Gate News message, April 23 — Google researchers, including He Kaiming and Xie Saining, published a paper introducing Vision Banana, a general-purpose vision understanding model created through lightweight instruction fine-tuning of the company's Nano Banana Pro (Gemini 3 Pro Image) image generation model. The key innovation unifies outputs of all vision tasks as RGB images, enabling segmentation, depth estimation, and surface normal prediction through image generation without task-specific architectures or loss functions.

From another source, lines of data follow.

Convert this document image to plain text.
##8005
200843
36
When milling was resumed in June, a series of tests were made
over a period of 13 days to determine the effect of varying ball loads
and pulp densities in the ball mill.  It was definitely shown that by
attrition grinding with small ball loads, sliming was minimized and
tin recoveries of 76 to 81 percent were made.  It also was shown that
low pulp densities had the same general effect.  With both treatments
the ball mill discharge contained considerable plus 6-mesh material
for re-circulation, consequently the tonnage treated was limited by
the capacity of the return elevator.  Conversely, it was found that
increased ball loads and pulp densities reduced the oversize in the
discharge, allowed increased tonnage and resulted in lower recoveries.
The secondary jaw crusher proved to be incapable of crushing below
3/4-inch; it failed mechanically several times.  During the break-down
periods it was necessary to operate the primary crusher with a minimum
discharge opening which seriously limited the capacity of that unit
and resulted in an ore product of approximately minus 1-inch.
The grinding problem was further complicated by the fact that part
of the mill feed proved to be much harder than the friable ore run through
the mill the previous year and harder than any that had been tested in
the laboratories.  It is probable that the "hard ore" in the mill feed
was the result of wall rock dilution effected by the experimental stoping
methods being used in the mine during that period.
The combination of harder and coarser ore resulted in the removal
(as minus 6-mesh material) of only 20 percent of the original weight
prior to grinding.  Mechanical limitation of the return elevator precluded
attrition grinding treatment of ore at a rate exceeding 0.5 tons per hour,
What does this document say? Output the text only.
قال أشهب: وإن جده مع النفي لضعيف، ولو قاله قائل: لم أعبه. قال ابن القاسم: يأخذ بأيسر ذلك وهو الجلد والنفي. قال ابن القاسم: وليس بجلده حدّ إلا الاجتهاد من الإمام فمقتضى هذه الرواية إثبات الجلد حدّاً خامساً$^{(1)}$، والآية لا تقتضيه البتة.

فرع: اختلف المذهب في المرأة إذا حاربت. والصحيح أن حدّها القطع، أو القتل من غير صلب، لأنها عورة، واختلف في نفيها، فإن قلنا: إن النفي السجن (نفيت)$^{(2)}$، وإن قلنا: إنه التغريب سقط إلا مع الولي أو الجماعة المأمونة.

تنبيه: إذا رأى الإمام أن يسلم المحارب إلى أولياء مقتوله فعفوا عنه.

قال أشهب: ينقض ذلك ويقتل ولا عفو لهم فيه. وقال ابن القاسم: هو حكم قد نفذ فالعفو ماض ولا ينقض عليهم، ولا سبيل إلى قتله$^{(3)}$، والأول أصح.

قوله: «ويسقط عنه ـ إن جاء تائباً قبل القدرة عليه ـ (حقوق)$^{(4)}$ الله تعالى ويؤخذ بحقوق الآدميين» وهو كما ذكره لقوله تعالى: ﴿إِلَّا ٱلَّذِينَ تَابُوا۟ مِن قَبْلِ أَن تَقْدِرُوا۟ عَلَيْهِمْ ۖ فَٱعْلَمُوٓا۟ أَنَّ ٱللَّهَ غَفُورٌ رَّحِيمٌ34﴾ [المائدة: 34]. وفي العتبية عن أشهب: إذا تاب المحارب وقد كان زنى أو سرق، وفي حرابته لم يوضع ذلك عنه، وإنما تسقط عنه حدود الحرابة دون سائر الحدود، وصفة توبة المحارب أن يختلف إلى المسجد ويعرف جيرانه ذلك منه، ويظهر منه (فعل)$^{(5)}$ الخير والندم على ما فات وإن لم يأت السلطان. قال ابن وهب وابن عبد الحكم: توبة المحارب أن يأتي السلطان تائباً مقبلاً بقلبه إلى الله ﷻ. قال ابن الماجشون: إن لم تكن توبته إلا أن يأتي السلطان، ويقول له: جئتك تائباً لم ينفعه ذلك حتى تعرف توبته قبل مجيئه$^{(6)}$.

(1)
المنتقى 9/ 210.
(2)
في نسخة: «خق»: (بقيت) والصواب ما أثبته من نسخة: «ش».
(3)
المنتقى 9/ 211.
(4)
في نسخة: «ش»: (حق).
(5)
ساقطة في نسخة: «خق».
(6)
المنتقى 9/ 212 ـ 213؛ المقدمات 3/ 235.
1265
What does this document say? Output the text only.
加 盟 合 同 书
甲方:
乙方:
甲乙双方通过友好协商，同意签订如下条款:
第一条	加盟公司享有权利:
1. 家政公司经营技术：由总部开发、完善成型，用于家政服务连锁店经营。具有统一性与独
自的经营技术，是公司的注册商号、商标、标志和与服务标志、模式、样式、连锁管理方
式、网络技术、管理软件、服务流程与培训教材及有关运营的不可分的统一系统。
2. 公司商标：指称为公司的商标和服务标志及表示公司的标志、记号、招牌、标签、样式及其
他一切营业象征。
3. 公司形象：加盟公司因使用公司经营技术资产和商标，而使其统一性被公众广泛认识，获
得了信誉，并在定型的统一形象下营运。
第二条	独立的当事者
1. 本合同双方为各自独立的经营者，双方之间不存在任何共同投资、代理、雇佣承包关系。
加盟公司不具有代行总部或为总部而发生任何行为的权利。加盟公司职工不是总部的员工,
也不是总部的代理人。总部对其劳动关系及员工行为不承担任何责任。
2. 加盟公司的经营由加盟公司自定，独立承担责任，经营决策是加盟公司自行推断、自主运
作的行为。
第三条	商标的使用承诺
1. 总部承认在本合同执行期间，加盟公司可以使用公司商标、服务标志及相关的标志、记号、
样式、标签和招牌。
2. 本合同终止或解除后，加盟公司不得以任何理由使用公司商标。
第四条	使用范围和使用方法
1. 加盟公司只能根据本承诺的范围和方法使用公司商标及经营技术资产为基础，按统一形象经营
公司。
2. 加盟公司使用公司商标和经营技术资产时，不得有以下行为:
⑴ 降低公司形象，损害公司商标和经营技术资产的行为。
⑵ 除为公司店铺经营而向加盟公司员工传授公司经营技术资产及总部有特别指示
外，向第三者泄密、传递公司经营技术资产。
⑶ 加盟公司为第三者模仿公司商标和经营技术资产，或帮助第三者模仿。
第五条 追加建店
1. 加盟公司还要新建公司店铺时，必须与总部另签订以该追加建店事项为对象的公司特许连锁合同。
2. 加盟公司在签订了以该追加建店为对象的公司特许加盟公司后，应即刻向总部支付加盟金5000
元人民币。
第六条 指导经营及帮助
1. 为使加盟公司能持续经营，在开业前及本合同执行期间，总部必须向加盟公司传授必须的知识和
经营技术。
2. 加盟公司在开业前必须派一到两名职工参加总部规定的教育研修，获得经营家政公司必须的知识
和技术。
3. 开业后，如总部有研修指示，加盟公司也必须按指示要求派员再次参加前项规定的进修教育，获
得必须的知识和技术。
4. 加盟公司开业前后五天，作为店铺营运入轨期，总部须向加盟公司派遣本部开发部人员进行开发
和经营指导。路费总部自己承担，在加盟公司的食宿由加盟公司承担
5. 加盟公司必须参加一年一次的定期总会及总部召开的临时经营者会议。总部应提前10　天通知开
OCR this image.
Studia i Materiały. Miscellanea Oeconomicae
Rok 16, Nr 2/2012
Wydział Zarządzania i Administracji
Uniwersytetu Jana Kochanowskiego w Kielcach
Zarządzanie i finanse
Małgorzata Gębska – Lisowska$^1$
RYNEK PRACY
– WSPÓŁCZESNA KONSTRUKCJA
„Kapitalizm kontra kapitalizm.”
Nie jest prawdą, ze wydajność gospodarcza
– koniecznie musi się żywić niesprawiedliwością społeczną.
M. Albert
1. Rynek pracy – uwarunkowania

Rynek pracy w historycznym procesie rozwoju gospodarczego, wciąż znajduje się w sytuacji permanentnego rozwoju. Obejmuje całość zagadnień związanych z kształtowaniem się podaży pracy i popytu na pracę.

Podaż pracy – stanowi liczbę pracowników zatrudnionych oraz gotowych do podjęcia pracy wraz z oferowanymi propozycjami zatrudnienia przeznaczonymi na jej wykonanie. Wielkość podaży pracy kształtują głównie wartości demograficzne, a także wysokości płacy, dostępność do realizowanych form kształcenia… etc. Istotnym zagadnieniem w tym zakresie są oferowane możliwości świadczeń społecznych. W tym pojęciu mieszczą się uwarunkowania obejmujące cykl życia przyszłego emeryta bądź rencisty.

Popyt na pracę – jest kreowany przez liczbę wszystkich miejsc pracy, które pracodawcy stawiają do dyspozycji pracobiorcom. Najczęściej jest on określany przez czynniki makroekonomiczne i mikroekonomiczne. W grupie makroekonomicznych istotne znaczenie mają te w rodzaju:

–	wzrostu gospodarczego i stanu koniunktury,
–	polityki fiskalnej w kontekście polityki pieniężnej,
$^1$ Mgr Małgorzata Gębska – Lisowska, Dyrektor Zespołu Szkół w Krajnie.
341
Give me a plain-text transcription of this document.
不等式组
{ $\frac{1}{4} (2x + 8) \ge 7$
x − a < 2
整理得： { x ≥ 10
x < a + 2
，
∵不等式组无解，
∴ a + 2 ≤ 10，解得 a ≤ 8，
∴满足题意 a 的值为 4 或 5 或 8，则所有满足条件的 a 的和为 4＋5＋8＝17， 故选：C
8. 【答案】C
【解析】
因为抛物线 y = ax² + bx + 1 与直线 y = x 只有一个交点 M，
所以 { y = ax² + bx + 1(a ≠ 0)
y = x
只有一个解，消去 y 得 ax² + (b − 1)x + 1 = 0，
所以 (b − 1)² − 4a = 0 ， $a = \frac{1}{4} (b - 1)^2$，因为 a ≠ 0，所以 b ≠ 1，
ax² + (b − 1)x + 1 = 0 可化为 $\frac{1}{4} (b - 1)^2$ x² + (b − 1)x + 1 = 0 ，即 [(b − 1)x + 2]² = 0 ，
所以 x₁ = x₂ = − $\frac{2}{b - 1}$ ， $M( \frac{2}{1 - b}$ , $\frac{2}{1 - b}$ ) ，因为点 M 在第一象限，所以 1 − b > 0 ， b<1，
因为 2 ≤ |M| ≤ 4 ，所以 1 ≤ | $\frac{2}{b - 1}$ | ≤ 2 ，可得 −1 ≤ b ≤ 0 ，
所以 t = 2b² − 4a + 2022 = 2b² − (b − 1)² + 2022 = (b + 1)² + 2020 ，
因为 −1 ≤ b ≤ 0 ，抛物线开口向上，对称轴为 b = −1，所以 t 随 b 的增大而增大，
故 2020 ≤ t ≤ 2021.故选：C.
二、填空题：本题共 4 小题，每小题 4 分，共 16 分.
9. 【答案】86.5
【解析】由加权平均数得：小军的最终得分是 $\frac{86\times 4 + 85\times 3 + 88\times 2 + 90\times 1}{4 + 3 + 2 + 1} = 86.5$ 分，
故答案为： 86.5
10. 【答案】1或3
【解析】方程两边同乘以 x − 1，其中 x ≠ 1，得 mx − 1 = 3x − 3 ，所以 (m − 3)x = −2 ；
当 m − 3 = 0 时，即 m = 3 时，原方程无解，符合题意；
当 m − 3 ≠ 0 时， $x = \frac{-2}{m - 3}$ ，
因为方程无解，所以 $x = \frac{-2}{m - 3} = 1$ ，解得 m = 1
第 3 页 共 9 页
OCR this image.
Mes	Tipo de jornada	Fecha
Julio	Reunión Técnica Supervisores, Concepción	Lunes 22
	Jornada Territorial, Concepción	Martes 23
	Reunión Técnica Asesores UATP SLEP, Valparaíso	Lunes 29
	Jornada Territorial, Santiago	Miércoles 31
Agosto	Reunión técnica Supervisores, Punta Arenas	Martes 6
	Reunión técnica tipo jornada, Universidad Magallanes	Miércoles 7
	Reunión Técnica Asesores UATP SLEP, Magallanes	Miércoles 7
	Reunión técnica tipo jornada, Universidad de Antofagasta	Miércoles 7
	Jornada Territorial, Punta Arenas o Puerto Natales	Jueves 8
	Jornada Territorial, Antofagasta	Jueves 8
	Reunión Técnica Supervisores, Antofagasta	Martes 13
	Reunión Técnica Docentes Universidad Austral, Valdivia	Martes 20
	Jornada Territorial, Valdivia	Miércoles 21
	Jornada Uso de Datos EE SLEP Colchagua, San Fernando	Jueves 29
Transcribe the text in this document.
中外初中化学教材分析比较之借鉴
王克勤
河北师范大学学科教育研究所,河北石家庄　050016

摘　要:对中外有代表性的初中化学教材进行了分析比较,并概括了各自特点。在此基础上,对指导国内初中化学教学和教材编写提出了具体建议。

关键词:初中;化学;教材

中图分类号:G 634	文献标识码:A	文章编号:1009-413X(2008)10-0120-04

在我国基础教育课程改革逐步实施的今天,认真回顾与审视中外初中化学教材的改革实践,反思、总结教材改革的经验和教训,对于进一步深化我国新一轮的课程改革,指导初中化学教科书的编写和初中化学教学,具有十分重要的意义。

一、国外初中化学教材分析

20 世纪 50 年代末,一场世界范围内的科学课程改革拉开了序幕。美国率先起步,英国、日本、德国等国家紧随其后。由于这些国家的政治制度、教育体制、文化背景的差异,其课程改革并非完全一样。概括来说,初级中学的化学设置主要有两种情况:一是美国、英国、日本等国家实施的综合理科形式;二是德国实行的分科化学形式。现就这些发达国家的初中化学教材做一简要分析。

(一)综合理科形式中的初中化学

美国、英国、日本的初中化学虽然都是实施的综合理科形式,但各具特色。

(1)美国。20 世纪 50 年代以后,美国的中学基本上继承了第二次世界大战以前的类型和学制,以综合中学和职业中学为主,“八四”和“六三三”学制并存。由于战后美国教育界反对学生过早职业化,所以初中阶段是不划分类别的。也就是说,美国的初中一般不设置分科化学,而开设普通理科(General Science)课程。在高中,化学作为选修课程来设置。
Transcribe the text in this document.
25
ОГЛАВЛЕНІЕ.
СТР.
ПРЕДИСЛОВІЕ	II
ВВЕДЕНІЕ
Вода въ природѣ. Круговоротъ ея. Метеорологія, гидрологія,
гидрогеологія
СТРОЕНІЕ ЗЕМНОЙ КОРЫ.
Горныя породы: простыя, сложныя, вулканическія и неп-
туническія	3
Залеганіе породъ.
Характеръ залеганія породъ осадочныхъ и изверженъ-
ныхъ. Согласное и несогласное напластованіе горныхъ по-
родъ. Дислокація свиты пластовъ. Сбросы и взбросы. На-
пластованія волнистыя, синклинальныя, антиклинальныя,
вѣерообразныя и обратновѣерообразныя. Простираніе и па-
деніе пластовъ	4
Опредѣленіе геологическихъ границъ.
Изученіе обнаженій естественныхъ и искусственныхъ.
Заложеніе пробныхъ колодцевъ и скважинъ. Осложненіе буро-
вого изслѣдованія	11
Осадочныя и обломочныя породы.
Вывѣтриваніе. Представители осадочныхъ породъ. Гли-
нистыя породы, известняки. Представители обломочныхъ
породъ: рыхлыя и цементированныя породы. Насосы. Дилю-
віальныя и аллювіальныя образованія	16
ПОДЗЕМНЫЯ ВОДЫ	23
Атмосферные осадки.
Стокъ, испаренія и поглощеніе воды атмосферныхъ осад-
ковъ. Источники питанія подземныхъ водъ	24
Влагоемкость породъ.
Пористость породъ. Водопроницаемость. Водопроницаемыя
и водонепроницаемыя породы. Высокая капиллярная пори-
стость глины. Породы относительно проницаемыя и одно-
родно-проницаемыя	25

In semantic segmentation, Vision Banana outperformed the specialized model SAM 3 by 4.7 percentage points on Cityscapes; in referring expression segmentation, it surpassed SAM 3 Agent. However, it lagged behind SAM 3 in instance segmentation. For 3D tasks, metric depth estimation achieved 0.929 average accuracy across four standard datasets, exceeding Depth Anything V3's 0.918, using only synthetic data without real depth information or camera parameters at inference. Surface normal estimation achieved state-of-the-art results on three indoor benchmarks.
Fine-tuning involved minimal vision task data mixed into original image generation training, preserving the model's generation capabilities—performance matched the original Nano Banana Pro in generation quality tests. The paper proposes that image generation pretraining in vision parallels text generation pretraining in language: models learn the internal representations needed for image understanding during generation, with instruction fine-tuning merely releasing this capability.